Beijing is set to impose new national security legislation on Hong Kong after a sustained campaign of pro-democracy protests last year in the city, which enjoys many freedoms not allowed on mainland China.
“The Hong Kong people have been betrayed by China,” Patten was quoted as saying by The Times newspaper. Britain, he said, had a “moral, economic and legal” duty to stand up for Hong Kong.
Patten, now 76, watched as the British flag was lowered over Hong Kong when the colony was handed back to China in 1997 after more than 150 years of British rule - imposed after Britain defeated China in the First Opium War.
Hong Kong’s autonomy was guaranteed under the “one country, two systems” agreement enshrined in the 1984 Sino-British Joint Declaration signed by then Chinese Premier Zhao Ziyang and British Prime Minister Margaret Thatcher.
But China’s plans to impose the security laws on Hong Kong risk destroying the declaration, Patten said.
The United States has branded the laws a “death knell” for the city’s autonomy and Britain has said it is deeply concerned by the legislation which it said would undermine the “one country, two systems” principle.
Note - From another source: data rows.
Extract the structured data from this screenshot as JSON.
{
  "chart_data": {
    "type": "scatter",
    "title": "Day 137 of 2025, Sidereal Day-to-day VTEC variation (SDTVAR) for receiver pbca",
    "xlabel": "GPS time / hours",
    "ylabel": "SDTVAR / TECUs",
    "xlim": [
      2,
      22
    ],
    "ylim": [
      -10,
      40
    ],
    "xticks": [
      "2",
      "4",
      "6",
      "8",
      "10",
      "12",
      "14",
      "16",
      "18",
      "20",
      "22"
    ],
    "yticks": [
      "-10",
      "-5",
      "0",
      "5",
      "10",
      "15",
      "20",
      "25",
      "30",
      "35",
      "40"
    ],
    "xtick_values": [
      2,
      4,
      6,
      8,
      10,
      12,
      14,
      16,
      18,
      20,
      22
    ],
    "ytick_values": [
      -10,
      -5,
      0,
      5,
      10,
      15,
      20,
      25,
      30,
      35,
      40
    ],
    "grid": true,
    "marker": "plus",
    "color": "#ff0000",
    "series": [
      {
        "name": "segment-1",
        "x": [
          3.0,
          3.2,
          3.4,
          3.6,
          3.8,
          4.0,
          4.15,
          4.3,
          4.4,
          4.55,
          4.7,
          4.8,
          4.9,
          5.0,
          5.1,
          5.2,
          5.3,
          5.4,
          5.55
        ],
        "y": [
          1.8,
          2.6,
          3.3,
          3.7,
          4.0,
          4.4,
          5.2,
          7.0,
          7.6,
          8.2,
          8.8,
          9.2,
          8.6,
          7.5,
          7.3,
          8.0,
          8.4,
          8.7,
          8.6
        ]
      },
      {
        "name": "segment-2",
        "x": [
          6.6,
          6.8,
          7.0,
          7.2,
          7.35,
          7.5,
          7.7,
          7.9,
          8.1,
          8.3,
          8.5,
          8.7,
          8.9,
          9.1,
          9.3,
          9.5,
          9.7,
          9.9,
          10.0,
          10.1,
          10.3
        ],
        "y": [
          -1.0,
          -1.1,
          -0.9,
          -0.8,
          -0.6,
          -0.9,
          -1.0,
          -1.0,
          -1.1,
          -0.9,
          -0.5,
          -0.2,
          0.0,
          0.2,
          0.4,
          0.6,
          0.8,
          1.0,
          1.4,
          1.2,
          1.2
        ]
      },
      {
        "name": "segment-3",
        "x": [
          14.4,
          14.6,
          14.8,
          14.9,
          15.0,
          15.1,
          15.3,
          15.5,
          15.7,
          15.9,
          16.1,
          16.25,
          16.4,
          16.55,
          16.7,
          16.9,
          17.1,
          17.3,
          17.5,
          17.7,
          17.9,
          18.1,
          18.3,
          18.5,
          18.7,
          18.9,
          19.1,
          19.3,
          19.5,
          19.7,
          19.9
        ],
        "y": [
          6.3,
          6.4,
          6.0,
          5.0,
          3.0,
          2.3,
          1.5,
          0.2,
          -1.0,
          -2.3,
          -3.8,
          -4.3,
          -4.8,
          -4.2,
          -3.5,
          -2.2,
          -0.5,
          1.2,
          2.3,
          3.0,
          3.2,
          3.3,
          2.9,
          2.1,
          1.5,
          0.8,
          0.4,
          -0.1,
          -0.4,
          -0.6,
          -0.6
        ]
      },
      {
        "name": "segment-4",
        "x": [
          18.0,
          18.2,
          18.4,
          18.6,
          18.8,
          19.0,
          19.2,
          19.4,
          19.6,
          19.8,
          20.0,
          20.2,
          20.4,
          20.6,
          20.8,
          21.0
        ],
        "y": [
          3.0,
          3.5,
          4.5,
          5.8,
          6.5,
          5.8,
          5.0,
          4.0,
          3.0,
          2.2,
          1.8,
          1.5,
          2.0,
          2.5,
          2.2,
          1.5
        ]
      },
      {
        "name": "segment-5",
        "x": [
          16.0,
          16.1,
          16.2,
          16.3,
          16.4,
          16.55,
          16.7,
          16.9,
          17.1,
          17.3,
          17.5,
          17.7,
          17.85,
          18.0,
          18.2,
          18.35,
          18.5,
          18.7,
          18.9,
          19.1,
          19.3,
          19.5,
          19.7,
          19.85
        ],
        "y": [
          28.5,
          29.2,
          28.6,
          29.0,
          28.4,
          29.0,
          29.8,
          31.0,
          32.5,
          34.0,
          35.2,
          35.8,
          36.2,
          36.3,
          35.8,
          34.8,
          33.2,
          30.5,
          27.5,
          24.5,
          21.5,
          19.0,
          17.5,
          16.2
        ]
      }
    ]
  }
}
“What we are seeing is a new Chinese dictatorship,” Patten said. “The British government should make it clear that what we are seeing is a complete destruction of the Joint Declaration.”
U.S. President Donald Trump warned Washington would react “very strongly” if Beijing went ahead with the security law.
Hong Kong leader Carrie Lam said her government will “fully cooperate” with the Chinese parliament to safeguard national security, which she said would not affect rights, freedoms or judicial independence.
Patten said the West should stop chasing the illusory promise of Chinese gold and that Britain should think carefully about Chinese telecoms equipment maker Huawei’s involvement in the 5G network.
“We should stop being fooled that somehow at the end of the all the kowtowing there’s this great pot of gold waiting for us. It’s always been an illusion,” Patten said.
“We keep on kidding ourselves that unless we do everything that China wants we will somehow miss out on great trading opportunities. It’s drivel.”
Prime Minister Boris Johnson is planning to reduce Huawei’s [HWT.UL] involvement in Britain’s 5G network in the wake of the coronavirus crisis, the Daily Telegraph newspaper reported.